Allora cos’è la giustizia in senso pieno, nel senso religioso più pregnante? La risposta è che essa consiste, da una parte, nella piena accettazione della volontà di Dio e quindi anche di tutti gli insegnamenti impartiti da Cristo, e dall’altra, ma si tratta di due aspetti di un unico processo spirituale, nell’attenzione e nella equità che noi siamo tenuti a manifestare nei confronti del prossimo e in particolare nei confronti del povero, del forestiero, dell’orfano e della vedova. 
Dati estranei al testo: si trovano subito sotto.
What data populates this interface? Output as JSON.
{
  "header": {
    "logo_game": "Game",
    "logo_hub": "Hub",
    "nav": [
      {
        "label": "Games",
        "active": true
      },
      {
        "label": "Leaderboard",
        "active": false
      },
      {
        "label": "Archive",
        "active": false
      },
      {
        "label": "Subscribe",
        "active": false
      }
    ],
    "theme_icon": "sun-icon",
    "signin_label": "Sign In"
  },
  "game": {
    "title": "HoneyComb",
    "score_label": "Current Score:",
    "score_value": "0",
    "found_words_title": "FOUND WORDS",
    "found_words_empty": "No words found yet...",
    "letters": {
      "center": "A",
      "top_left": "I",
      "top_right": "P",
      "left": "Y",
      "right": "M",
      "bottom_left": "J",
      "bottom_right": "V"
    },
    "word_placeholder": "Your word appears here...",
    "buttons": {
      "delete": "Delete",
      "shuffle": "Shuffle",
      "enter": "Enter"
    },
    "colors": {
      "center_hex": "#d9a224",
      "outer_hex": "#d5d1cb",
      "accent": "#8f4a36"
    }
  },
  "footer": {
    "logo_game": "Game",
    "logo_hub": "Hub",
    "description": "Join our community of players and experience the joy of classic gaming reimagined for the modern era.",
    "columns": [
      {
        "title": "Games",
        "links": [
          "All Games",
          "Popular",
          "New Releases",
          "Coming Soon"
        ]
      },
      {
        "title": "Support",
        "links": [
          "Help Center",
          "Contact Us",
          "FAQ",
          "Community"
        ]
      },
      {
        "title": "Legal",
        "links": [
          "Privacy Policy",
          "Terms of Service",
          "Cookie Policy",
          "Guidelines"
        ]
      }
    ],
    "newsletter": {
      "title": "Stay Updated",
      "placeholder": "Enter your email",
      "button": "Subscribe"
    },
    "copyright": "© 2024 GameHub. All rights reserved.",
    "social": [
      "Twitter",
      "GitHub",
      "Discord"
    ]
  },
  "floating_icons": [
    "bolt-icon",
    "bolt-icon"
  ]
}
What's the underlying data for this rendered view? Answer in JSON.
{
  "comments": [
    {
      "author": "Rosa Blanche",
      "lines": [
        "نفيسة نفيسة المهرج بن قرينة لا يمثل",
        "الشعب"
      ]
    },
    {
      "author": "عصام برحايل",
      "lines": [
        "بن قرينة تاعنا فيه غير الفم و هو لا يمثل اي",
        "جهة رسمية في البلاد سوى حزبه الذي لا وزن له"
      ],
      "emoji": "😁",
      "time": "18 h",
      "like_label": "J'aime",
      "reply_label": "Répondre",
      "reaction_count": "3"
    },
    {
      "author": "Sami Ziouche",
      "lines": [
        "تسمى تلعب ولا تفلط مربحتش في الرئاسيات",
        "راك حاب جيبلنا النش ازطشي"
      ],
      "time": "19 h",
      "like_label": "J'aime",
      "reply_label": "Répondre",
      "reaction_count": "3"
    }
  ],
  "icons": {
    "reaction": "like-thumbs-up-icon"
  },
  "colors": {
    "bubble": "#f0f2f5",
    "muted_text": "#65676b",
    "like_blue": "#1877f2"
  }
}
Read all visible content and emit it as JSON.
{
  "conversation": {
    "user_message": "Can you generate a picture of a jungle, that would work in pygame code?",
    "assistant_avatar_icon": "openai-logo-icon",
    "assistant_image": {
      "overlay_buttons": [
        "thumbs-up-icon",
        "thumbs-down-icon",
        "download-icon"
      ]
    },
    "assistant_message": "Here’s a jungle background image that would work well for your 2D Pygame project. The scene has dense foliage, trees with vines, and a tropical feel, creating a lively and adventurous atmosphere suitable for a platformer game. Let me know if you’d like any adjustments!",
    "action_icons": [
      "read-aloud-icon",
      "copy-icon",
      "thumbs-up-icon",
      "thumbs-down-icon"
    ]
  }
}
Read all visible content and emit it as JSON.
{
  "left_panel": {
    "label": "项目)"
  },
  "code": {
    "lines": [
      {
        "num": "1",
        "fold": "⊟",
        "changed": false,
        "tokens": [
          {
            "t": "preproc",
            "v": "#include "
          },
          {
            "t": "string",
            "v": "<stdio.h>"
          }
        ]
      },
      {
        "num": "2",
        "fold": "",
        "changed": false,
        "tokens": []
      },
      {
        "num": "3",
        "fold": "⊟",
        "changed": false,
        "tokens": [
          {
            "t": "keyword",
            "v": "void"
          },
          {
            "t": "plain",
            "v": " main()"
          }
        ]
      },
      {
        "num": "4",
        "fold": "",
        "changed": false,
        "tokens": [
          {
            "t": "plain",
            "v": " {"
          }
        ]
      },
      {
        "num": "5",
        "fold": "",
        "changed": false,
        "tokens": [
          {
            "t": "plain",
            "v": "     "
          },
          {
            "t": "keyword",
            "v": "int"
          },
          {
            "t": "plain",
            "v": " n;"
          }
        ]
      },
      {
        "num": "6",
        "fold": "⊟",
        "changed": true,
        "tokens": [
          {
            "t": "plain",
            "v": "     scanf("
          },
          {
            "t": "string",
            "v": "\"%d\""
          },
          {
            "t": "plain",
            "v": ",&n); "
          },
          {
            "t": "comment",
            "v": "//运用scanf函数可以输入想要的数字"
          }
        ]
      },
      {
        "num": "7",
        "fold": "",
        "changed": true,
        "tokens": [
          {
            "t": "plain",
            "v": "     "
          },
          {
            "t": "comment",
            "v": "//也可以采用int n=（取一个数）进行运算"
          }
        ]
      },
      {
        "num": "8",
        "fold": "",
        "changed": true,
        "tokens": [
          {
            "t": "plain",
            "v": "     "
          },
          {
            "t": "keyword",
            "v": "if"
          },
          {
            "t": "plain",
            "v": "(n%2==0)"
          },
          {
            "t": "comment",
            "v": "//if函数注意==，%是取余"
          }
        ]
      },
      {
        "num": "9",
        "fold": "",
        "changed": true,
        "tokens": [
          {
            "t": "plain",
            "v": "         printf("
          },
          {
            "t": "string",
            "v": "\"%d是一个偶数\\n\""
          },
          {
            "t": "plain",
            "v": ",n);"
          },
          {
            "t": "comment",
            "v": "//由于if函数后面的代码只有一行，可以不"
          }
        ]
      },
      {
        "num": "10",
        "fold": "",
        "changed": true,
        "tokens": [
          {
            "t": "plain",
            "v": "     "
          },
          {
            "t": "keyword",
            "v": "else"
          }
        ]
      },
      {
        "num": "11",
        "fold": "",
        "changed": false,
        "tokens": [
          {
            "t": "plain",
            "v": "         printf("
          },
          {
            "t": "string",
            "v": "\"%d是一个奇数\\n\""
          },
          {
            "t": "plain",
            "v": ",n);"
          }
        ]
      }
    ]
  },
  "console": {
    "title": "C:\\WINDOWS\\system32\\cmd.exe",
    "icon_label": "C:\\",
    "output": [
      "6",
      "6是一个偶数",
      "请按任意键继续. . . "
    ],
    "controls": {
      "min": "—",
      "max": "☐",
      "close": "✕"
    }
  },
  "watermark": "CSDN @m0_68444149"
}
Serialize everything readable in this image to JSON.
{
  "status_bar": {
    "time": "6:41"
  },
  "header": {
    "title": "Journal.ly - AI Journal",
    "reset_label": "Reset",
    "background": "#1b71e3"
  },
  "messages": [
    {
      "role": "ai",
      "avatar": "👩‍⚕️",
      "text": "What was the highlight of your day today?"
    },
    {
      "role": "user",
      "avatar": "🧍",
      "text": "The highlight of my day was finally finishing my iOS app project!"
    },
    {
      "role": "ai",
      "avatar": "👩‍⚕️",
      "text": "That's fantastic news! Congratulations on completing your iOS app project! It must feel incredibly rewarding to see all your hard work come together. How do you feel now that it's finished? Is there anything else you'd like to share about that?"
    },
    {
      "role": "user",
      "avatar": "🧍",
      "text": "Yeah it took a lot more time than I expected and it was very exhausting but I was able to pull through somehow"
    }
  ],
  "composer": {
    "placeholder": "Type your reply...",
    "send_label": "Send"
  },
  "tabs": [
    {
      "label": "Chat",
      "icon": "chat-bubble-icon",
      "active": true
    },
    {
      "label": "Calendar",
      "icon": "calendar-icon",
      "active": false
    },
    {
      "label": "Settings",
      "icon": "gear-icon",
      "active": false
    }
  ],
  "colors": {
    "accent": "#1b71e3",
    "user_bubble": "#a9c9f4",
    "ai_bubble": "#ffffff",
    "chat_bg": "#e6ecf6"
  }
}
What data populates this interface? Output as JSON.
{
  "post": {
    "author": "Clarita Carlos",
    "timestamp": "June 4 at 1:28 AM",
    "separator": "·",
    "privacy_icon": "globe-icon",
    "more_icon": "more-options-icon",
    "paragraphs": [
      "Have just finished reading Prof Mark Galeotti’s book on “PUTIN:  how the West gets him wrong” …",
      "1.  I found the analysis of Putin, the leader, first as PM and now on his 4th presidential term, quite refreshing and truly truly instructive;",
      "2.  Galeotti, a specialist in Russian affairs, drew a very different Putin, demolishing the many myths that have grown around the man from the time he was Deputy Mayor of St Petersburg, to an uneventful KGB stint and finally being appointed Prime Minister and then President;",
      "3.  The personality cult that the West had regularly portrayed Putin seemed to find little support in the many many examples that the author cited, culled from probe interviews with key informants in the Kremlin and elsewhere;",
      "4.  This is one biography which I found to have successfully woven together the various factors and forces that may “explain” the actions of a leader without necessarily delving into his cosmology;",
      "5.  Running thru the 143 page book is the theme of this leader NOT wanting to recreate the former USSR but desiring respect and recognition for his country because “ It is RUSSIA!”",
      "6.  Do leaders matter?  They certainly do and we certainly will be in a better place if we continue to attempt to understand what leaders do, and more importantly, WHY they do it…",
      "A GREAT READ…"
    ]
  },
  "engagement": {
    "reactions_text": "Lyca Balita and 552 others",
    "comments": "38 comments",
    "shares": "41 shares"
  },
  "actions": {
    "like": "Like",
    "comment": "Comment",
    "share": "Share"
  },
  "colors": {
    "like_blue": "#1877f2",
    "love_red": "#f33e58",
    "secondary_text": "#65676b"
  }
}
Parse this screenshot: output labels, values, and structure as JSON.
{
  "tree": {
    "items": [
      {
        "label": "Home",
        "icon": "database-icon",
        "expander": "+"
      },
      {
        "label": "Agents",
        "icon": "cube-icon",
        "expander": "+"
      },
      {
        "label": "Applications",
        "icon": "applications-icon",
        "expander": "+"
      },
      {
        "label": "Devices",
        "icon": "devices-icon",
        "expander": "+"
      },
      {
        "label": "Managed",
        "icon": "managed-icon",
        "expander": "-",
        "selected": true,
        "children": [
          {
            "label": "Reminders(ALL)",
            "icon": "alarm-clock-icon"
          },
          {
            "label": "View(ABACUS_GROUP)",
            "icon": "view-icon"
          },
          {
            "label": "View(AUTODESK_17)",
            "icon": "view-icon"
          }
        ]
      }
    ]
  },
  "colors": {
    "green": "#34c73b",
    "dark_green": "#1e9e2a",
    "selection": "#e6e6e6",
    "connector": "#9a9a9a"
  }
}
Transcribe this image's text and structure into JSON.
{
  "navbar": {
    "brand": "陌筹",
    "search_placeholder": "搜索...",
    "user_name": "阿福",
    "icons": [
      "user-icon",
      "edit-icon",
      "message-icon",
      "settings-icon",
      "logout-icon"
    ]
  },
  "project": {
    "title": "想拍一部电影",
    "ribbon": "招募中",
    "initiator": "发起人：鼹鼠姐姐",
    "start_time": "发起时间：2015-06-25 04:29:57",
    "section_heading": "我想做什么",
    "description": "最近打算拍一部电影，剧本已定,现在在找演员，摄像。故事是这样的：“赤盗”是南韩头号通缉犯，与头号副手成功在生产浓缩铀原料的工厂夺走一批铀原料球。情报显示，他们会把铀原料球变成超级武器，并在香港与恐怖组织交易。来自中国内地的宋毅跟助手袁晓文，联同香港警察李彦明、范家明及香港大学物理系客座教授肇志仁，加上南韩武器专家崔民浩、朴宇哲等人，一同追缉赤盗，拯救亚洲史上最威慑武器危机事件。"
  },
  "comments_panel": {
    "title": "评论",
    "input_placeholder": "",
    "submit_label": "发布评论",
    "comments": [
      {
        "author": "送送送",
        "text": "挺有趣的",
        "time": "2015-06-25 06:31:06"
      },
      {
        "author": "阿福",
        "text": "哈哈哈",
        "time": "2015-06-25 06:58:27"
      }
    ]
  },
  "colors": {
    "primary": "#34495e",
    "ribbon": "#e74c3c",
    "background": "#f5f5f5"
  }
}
Giustizia c’è se si ascolta Dio e si ascolta Dio se noi aderiamo al suo invito ad uscire dal nostro egoismo e da quella nostra chiusura in noi stessi che «è l’origine stessa dell’ingiustizia» (Ivi). Ma, per essere totalmente capaci di combattere contro il nostro naturale egoismo al fine di potenziare la spinta pure in noi presente all’amore verso gli altri, occorre fare “esodo” e liberare il nostro cuore per mezzo della fede nella giustizia di Cristo. E qual è la giustizia di Cristo se non «anzitutto la giustizia che viene dalla grazia, dove non è l’uomo che ripara, guarisce se stesso e gli altri» ma appunto Cristo che si immola espiando per noi, per liberarci dal peso delle nostre colpe (Ivi)? Il giusto è colui che riconosce e interiorizza questo, sentendosi sempre, anche quando riesca ad essere particolarmente caritatevole verso il prossimo e ammirevolmente fedele a Dio, più debitore (per l’amore ricevuto da Dio) che creditore (per l’amore riversato sui fratelli bisognosi).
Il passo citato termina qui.